きみの指に奪われるなら本望だ
足立透はカードを切るのがうまい。なにかやってたのかとたずねると彼は少し自慢げに手品をね、ちょっとね、とこぼした。彼の手の中でカードがプログラムされたように切られていくのを私はただじっと見つめていた。カードを切るその手に見惚れる振りをして彼の話など耳に入らないようにしてみた。
「昨日彼女に会えたよ」
しかしそんな私の虚勢などもろく崩れ、彼は上機嫌にカードを切り続けている。もう配ってくれてもいいんじゃないかなと思うが私も彼もカードでゲームをする気はなかった。彼は私に話をするだけで満足だし、私はそんな彼の話を聞いているだけで満足だった。つきまとう嫉妬さえなければこの時間はすばらしい時間だと思う。
「いつ見ても可愛いね、って言ったら冗談にされちゃったよ。僕ってそんなにお調子者に見える?」
「ものすごく、」
でもそういうところ私はすごく好き、とは言わなかった。言えば彼は不機嫌になるし、私は不機嫌になった彼と話をするのが苦手なのでやめておいた。刑事に昼休みなんかない。私は恐喝グループを追わなきゃいけないし、彼は連続殺人事件を追わなきゃいけない。それなのにこんなところでカードゲームの真似事をしている。こんなところ。取調室で。
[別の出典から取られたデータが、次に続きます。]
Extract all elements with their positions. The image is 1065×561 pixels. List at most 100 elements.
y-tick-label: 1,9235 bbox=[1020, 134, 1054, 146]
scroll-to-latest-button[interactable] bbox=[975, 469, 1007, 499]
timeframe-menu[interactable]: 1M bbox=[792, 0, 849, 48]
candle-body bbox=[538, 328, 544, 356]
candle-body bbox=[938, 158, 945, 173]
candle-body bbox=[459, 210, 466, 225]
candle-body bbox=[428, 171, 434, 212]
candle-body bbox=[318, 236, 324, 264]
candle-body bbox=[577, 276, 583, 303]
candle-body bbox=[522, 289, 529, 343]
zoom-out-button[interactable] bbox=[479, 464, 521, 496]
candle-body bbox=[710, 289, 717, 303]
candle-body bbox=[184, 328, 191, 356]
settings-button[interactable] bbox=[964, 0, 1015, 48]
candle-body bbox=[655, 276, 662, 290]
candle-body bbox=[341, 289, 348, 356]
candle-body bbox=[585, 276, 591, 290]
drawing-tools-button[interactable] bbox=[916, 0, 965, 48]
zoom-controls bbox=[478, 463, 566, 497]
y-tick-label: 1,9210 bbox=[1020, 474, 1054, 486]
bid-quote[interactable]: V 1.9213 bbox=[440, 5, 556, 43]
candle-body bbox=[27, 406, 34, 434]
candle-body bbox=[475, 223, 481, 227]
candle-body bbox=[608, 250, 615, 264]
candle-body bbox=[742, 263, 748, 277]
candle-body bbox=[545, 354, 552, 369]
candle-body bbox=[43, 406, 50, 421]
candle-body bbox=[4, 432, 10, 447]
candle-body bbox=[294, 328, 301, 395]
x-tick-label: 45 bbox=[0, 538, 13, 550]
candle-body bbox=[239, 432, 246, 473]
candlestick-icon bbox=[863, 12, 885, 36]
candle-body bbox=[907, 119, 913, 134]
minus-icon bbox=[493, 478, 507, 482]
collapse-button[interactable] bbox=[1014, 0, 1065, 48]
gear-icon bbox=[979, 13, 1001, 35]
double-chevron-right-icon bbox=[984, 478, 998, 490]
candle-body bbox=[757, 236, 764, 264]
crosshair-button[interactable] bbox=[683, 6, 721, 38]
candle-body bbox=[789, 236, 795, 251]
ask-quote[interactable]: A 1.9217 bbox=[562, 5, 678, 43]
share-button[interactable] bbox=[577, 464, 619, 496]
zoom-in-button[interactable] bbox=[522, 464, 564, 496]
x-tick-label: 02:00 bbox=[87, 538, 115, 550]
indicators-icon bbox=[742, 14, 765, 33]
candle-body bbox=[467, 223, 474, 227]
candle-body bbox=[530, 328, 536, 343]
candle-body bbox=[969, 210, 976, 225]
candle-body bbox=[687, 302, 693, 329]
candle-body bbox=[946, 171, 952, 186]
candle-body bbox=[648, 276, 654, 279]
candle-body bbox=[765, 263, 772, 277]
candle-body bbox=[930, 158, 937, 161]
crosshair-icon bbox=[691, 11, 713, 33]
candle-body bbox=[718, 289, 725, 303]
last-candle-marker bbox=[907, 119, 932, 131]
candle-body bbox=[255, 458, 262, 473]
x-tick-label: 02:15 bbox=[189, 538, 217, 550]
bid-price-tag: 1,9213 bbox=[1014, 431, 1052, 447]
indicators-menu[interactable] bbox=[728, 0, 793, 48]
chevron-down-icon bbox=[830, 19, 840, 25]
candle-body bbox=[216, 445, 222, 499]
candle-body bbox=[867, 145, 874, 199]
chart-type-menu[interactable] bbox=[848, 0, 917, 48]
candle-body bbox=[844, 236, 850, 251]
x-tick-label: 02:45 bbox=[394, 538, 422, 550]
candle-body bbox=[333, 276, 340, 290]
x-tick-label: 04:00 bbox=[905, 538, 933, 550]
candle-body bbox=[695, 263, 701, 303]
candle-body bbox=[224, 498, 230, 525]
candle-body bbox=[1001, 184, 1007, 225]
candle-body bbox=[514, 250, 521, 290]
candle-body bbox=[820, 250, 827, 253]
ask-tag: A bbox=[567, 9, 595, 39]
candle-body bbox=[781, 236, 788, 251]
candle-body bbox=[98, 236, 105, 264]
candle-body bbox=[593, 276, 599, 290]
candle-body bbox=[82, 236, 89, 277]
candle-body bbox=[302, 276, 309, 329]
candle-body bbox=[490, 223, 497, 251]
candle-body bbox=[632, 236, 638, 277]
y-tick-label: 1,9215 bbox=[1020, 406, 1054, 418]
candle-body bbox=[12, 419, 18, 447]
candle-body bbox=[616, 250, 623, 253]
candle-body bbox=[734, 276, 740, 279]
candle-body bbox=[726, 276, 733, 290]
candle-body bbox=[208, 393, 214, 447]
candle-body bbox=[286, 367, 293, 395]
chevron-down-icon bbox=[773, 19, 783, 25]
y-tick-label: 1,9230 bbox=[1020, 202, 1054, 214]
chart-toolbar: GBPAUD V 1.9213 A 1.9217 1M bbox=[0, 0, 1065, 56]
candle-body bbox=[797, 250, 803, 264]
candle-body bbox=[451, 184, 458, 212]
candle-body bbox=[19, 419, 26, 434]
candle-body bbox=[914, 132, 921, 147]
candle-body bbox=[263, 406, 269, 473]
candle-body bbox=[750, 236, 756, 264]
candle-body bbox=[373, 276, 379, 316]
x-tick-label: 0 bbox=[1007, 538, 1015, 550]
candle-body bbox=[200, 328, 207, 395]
「昨日の彼女のリップクリームは色つきだったな。あれで彼氏とキスでもするのかな」
「その子彼氏いるの?」
「いないみたい、雑誌で『オトコノコを虜にする魅惑のグロス』見てたし」
「変な名前のグロスだね」
「ね、噴出しちゃった。」
くく、と思い出し笑いをして足立透はカードを手の中でパタパタと落とす。カードの間で挟まれた空気がふふふと吐き出された。私はポケットの中からミルクキャンディを取り出してひとつ口の中に放った。いつ食べても甘い。しかし足立透はこの飴が好きなのだ。
「君その飴好きだよねー、ちょうだい」
「いいよ、・・・たまには受け取ってよね」
一生そんな機会来るなと思いつつ仕方ない振りをしてポケットからミルクキャンディを取り出す。どきどきと高鳴る心臓を今日までに培われたポーカーフェイスで身を乗り出す。足立透は口を開いて私のミルクキャンディを待っている。口元へ持っていけば彼の体温が指先に伝わってきて早くもポーカーフェイスは崩れそうになってしまう。勢いで指を突っ込むと彼の舌先が私の指先を掠る。
「んー・・・いつなめても甘いなあ」
「若い子に人気なんだよ」
「あの子も好きだって僕にくれたからね。・・・食べてないけど」
足立透はそのまま黙って飴を咀嚼する。私は指先がじんじんと疼いているような気がして泣きそうになる。彼は頭の中で彼女とキスでもしているのだろう。私はそんな彼の目の前でミルクキャンディを吐き出したくてならない。
「ねえ」
「なに、」
「僕はなんでよく知らない女の子のことを追いかけてるんだろう」
「知らないよ、そんなの」
「そうだよね、僕も分からない」
まったくやってらんねえや、と苦々しい顔をして足立透はまたカードを切り出した。私は彼の恋心をまた無視してしまった。それは恋だよ、と教えたい。さっさとアプローチしてさっさと付き合ってしまえばいいのに。私はこうやって二人でいる時間を得るために彼の気持ちを無為にする。
「今度手品見せてあげるよ、練習がてらに」
「うん、楽しみにしてる」
足立透はひどい男だ。恋愛感情を持っていない。知っていない。知らないふりならまだましだろう。けれど彼は自分が女の子に寄せる嫉妬も愛情も恋情も、首をかしげて立ち尽くしている。私はそんな彼につけこんで、彼と一緒にいる。どっちが汚いのか、やっぱり私が汚いのか。ふいに見たテレビの中に、私の知らない女が笑っているのが見えた。